Eventually in the 1980s, apartheid’s rigidity began to erode. Bizarre situations arose. “It started when I was a child, with black people being appointed traffic officers. There was a vibrant debate in newspapers over whether it was proper for a black traffic cop to give a white person a traffic ticket. And if the white person resisted, what was to happen?”

After 1994, Copelyn went to parliament as an ANC member. When Finance Minister Liebenberg suddenly took ill, Trevor Manuel was appointed, the first finance minister who wasn’t white. In response, the conversation in his community was that the finance minister was not really the man to watch for; while [white] Chris Stolz remained Reserve Bank governor, things would be okay.

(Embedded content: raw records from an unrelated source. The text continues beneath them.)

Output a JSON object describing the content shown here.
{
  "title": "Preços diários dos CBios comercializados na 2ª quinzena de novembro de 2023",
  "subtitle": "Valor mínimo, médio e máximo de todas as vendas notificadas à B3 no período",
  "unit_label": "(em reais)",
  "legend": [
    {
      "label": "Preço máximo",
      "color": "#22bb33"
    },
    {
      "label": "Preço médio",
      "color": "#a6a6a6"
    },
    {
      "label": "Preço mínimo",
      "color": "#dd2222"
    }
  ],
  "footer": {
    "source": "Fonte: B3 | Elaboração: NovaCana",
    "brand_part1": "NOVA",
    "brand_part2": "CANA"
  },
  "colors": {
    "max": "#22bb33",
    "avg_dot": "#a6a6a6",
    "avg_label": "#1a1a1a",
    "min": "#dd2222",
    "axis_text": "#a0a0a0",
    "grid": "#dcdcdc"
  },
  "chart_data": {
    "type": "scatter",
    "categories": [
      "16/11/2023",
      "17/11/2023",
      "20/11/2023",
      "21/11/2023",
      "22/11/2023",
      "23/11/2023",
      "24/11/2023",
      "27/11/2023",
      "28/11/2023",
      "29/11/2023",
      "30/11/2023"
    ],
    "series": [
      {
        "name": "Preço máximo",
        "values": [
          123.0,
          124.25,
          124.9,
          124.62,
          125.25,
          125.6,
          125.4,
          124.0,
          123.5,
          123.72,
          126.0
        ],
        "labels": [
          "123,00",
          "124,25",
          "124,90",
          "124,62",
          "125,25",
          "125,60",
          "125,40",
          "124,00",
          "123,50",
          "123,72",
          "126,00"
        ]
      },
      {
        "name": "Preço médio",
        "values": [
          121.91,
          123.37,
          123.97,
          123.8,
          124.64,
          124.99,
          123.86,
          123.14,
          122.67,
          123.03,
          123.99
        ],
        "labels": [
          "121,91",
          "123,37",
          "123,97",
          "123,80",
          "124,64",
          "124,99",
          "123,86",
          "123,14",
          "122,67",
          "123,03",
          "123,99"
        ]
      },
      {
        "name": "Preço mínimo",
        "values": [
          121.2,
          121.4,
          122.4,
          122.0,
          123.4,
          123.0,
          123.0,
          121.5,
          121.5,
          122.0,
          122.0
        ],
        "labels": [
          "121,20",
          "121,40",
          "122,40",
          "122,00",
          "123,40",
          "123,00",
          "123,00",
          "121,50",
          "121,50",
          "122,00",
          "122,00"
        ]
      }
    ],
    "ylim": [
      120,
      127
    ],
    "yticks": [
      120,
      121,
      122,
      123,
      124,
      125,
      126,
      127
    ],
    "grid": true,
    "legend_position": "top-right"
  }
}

“Then Tito Mboweni took over the Reserve Bank, and we arrived in the 21st century.”

Copelyn has little patience for how South Africans complain about the country today. “A play in Cape Town with John Kani called ‘Missing’, had a line: ‘We fought for freedom and what did we get? We got democracy.’ Well, here we are 20 years later moaning and groaning as loudly as Amiram and Dotan <<?>> in the Torah.

“When the Jews left slavery, they got to the first place and didn’t have enough water: moan, groan. They got to the edge of the Red Sea, didn’t know how to cross: moan, groan.” And so on. Twenty years into democracy and freedom, Jews should look at themselves honestly and never forget how comfortable they were under apartheid.

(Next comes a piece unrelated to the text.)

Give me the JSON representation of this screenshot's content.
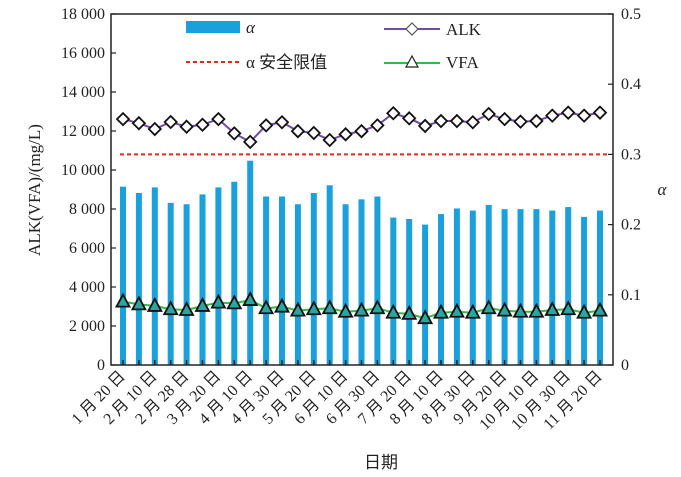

He also believes South African whites have been blessed with something Egyptians never had – being liberated from the role of “slave masters”. Egyptians continued owning slaves, although not Jewish, and never experienced the freedom a slave master acquires when the slave is let go.

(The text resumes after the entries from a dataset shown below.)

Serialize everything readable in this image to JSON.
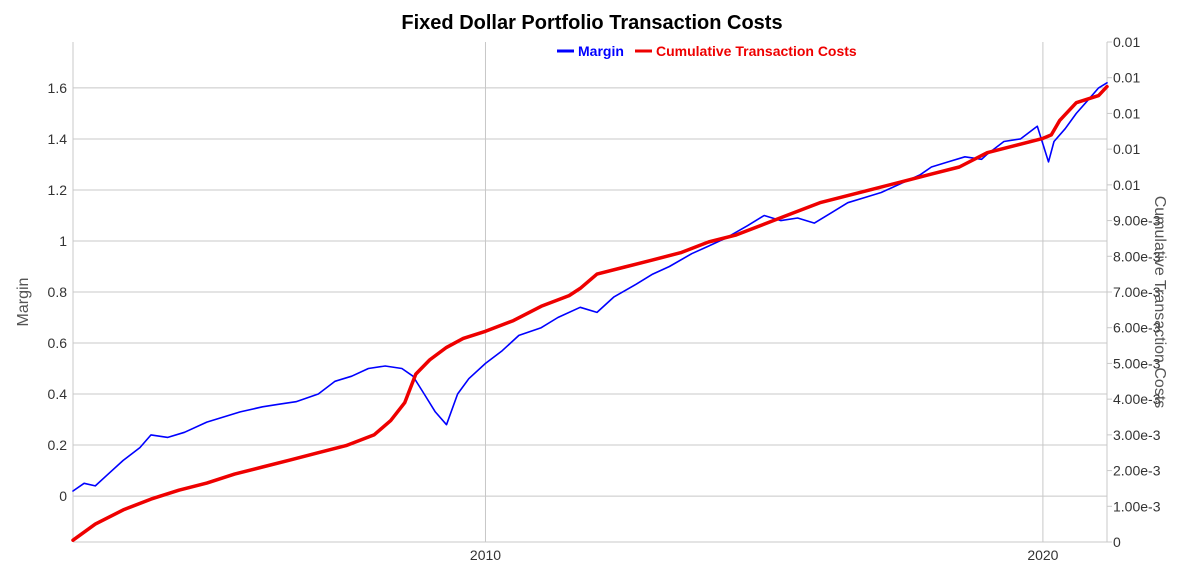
{
  "chart_data": {
    "type": "line",
    "title": "Fixed Dollar Portfolio Transaction Costs",
    "xlabel": "",
    "ylabel": "Margin",
    "y2label": "Cumulative Transaction Costs",
    "xlim": [
      2002.6,
      2021.15
    ],
    "ylim": [
      -0.18,
      1.78
    ],
    "y2lim": [
      0,
      0.014
    ],
    "x_ticks": [
      {
        "value": 2010,
        "label": "2010"
      },
      {
        "value": 2020,
        "label": "2020"
      }
    ],
    "y_ticks": [
      {
        "value": 0,
        "label": "0"
      },
      {
        "value": 0.2,
        "label": "0.2"
      },
      {
        "value": 0.4,
        "label": "0.4"
      },
      {
        "value": 0.6,
        "label": "0.6"
      },
      {
        "value": 0.8,
        "label": "0.8"
      },
      {
        "value": 1,
        "label": "1"
      },
      {
        "value": 1.2,
        "label": "1.2"
      },
      {
        "value": 1.4,
        "label": "1.4"
      },
      {
        "value": 1.6,
        "label": "1.6"
      }
    ],
    "y2_ticks": [
      {
        "value": 0,
        "label": "0"
      },
      {
        "value": 0.001,
        "label": "1.00e-3"
      },
      {
        "value": 0.002,
        "label": "2.00e-3"
      },
      {
        "value": 0.003,
        "label": "3.00e-3"
      },
      {
        "value": 0.004,
        "label": "4.00e-3"
      },
      {
        "value": 0.005,
        "label": "5.00e-3"
      },
      {
        "value": 0.006,
        "label": "6.00e-3"
      },
      {
        "value": 0.007,
        "label": "7.00e-3"
      },
      {
        "value": 0.008,
        "label": "8.00e-3"
      },
      {
        "value": 0.009,
        "label": "9.00e-3"
      },
      {
        "value": 0.01,
        "label": "0.01"
      },
      {
        "value": 0.011,
        "label": "0.01"
      },
      {
        "value": 0.012,
        "label": "0.01"
      },
      {
        "value": 0.013,
        "label": "0.01"
      },
      {
        "value": 0.014,
        "label": "0.01"
      }
    ],
    "grid": true,
    "legend": {
      "position": "top-center"
    },
    "colors": {
      "margin": "#0000ff",
      "costs": "#ee0000",
      "grid": "#c8c8c8"
    },
    "series": [
      {
        "name": "Margin",
        "axis": "left",
        "color": "#0000ff",
        "x": [
          2002.6,
          2002.8,
          2003.0,
          2003.2,
          2003.5,
          2003.8,
          2004.0,
          2004.3,
          2004.6,
          2005.0,
          2005.3,
          2005.6,
          2006.0,
          2006.3,
          2006.6,
          2007.0,
          2007.3,
          2007.6,
          2007.9,
          2008.2,
          2008.5,
          2008.7,
          2008.9,
          2009.1,
          2009.3,
          2009.5,
          2009.7,
          2010.0,
          2010.3,
          2010.6,
          2011.0,
          2011.3,
          2011.7,
          2012.0,
          2012.3,
          2012.7,
          2013.0,
          2013.3,
          2013.7,
          2014.0,
          2014.3,
          2014.7,
          2015.0,
          2015.3,
          2015.6,
          2015.9,
          2016.2,
          2016.5,
          2016.8,
          2017.1,
          2017.4,
          2017.8,
          2018.0,
          2018.3,
          2018.6,
          2018.9,
          2019.0,
          2019.3,
          2019.6,
          2019.9,
          2020.1,
          2020.2,
          2020.4,
          2020.6,
          2020.8,
          2021.0,
          2021.15
        ],
        "y": [
          0.02,
          0.05,
          0.04,
          0.08,
          0.14,
          0.19,
          0.24,
          0.23,
          0.25,
          0.29,
          0.31,
          0.33,
          0.35,
          0.36,
          0.37,
          0.4,
          0.45,
          0.47,
          0.5,
          0.51,
          0.5,
          0.47,
          0.4,
          0.33,
          0.28,
          0.4,
          0.46,
          0.52,
          0.57,
          0.63,
          0.66,
          0.7,
          0.74,
          0.72,
          0.78,
          0.83,
          0.87,
          0.9,
          0.95,
          0.98,
          1.01,
          1.06,
          1.1,
          1.08,
          1.09,
          1.07,
          1.11,
          1.15,
          1.17,
          1.19,
          1.22,
          1.26,
          1.29,
          1.31,
          1.33,
          1.32,
          1.34,
          1.39,
          1.4,
          1.45,
          1.31,
          1.39,
          1.44,
          1.5,
          1.55,
          1.6,
          1.62
        ]
      },
      {
        "name": "Cumulative Transaction Costs",
        "axis": "right",
        "color": "#ee0000",
        "x": [
          2002.6,
          2003.0,
          2003.5,
          2004.0,
          2004.5,
          2005.0,
          2005.5,
          2006.0,
          2006.5,
          2007.0,
          2007.5,
          2008.0,
          2008.3,
          2008.55,
          2008.75,
          2009.0,
          2009.3,
          2009.6,
          2010.0,
          2010.5,
          2011.0,
          2011.5,
          2011.7,
          2012.0,
          2012.5,
          2013.0,
          2013.5,
          2014.0,
          2014.5,
          2015.0,
          2015.5,
          2016.0,
          2016.5,
          2017.0,
          2017.5,
          2018.0,
          2018.5,
          2019.0,
          2019.5,
          2020.0,
          2020.15,
          2020.3,
          2020.6,
          2021.0,
          2021.15
        ],
        "y": [
          5e-05,
          0.0005,
          0.0009,
          0.0012,
          0.00145,
          0.00165,
          0.0019,
          0.0021,
          0.0023,
          0.0025,
          0.0027,
          0.003,
          0.0034,
          0.0039,
          0.0047,
          0.0051,
          0.00545,
          0.0057,
          0.0059,
          0.0062,
          0.0066,
          0.0069,
          0.0071,
          0.0075,
          0.0077,
          0.0079,
          0.0081,
          0.0084,
          0.0086,
          0.0089,
          0.0092,
          0.0095,
          0.0097,
          0.0099,
          0.0101,
          0.0103,
          0.0105,
          0.0109,
          0.0111,
          0.0113,
          0.0114,
          0.0118,
          0.0123,
          0.0125,
          0.01275
        ]
      }
    ]
  }
}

“Whenever slaves achieve liberation, free people celebrate the struggles of slaves to be free. But the slave master is also freed. We no longer are cast in the slave master roles we once were in. Each of us was granted a piece of liberation and it has made us somewhat more human.”

3 Comments

  1. Gary Selikow

    April 9, 2014 at 11:17 am

    ”Copelyn has little patience for how South Africans complain about the country today’. Another ANC apparatchik telling us we cant criticize the ANC regime. Well millions of South Africans of all colours who live in poverty would disagree with Copelyn and are sick and tired of the ANC. There is more poverty and violent crime under the ANC than under the Nats ( and a lot of Black people are saying this)

    How long are the ANC going to blame their mismanagement, corruption and intolerance on Apartheid?’

  2. Gary Selikow

    April 9, 2014 at 11:45 am

    ‘Nice ANC trick Copelyn, but Im more concerned about ANC misrule and despotism of today than the Apartheid that ended over 20 years ago’

  3. Israeli

    April 9, 2014 at 4:45 pm

    \”S.African Jews should remember their Apartheid past\”

    I would rather S.African Jews remember that no matter what government is in power, diaspora Jews are voluntary living in exile away from their real Homeland.

    In my opinion that is like living \”without\”  a God of Israel to protect you. Exile is the worst form of slavery to a foreign power, no matter how ‘comfortable’ it might seem.